Fulfilling.

What you’re about to read is something I wrote in a moment and time in my life where I was truly heartbroken; filled with heavy emotions and overwhelming thoughts. In a moment where the pain seemed to be all too much for me. And even though I KNEW God would get me through it and even though I KNEW God would use it for my own good, it just didn’t take away from the fact that right then and there, in that specific time of my life I was hurting. And I wanted it so desperately to come to an end; to sing for joy once again.

I will say this though, in that moment I was so incredibly thankful to have God in my life. I knew then that the pain I was feeling, the situation I was faced with was one I could face with confidence and a restful heart. For I had God on my side, right there next to me, holding my hand and wiping away the tears. Behind me, pushing me through. Right in front of me leading me to where He knew I needed to be. I could trust that even though I may not know the reason behind the pain, still there was a reason. A good one, and if not a good one He would use it for my good. I knew that I could lay it all at my Fathers feet and he would take excellent care of me. I knew that I could trust my Heavenly Father with my heart. He knows my hearts desires, and he alone knows what is best for me and more than that he wants what’s best for me. And as if it could get any better than that.. he has the means and power to bless me with the best. And if I was faced with such heartbreak, it was okay. Because He would bring good from it. Whether this was His way of protecting me, building me, work on my heart, change me, teach me, test me, mold me, bring me closer to Him, etc. It didn’t matter, all that mattered was that I wasn’t facing it alone and I knew without a shadow of doubt that I would sing for joy once more. In the midst of the pain, after a season of heartbreak, or in heaven. But it would happen. And not only that, but I knew I would do it with a grateful heart. I knew I could trust Him to the point where I knew I would one day look back at such pain thankful that it even happened. And yes, I realize how insane that may sound to some of you.. How could I possibly be thankful for something that caused me so much pain? But let me tell you that it is in the times of suffering that I learn most about God.. that I grow closer to Him. And that my friends, that alone is beautiful and a blessing in itself. So I was okay, I mean I wasn’t, I was breaking, but I was okay. And I knew that if I was faced with this same heartbreak without my loving God in my life, well heck.. I’m not too sure I even want to imagine that being the case. 

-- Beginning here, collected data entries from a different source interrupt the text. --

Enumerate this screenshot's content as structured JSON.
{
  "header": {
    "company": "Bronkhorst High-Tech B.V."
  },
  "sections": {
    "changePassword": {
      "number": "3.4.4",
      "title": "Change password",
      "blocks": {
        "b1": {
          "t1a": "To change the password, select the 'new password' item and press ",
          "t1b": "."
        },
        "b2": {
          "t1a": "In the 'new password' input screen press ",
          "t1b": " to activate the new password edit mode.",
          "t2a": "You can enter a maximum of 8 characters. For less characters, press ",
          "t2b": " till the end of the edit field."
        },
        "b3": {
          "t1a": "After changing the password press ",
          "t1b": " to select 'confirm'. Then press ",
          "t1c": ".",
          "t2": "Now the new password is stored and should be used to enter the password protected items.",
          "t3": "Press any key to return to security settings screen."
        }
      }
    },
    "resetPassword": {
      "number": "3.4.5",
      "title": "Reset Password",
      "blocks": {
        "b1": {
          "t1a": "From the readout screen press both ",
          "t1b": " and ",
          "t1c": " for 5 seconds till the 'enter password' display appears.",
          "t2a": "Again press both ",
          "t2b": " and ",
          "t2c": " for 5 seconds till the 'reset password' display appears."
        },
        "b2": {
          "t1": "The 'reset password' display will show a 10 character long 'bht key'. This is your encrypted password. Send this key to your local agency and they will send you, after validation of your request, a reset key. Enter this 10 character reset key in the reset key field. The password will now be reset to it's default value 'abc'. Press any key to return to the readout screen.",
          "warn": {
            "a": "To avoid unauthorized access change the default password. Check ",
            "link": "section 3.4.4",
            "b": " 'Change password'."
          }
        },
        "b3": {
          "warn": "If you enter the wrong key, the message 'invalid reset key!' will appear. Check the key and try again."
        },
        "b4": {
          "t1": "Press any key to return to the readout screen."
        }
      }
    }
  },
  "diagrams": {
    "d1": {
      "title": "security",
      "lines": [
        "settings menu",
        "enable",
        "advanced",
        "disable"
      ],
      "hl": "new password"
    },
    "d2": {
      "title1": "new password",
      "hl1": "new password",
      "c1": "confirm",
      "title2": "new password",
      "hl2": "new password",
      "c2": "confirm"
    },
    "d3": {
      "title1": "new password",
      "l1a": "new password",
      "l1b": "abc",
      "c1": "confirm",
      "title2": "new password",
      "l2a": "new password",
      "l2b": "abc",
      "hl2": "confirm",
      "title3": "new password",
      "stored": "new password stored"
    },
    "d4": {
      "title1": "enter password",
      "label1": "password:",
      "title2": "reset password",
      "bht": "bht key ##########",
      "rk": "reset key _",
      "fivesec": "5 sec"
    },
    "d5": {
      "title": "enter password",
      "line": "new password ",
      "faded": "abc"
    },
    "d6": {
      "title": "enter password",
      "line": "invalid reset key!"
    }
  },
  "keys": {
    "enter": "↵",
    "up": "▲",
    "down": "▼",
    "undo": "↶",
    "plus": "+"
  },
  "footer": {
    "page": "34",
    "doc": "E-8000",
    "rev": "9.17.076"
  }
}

And in case you’re wondering.. it still hurts, not as bad, not as often. Rarely and barley. But thanks be to God I’m in a much better place with a much better attitude towards it all. And yes, I am actually so incredibly thankful it all happened. I can truly and honestly say that God knew what he was doing. But hey, it’s God, when doesn’t He know what he’s doing, right? It is us that never truly know, even when we think we have the most remote idea, we don’t. Anyway, God has taken me on a journey that I don’t believe to be quite over just yet. But it’s been a beautiful one, one that I am so joyful over. He’s brought me so much closer to Him, He’s allowed me to learn and change things about myself, He’s doing a work on my heart, it’s all just so much; to even try and explain it wouldn’t do it any justice. It’s all so great and wonderful, I’m in awe. I’m in a much better place in my life. And I’m convinced I had to go through the pain in order to get here.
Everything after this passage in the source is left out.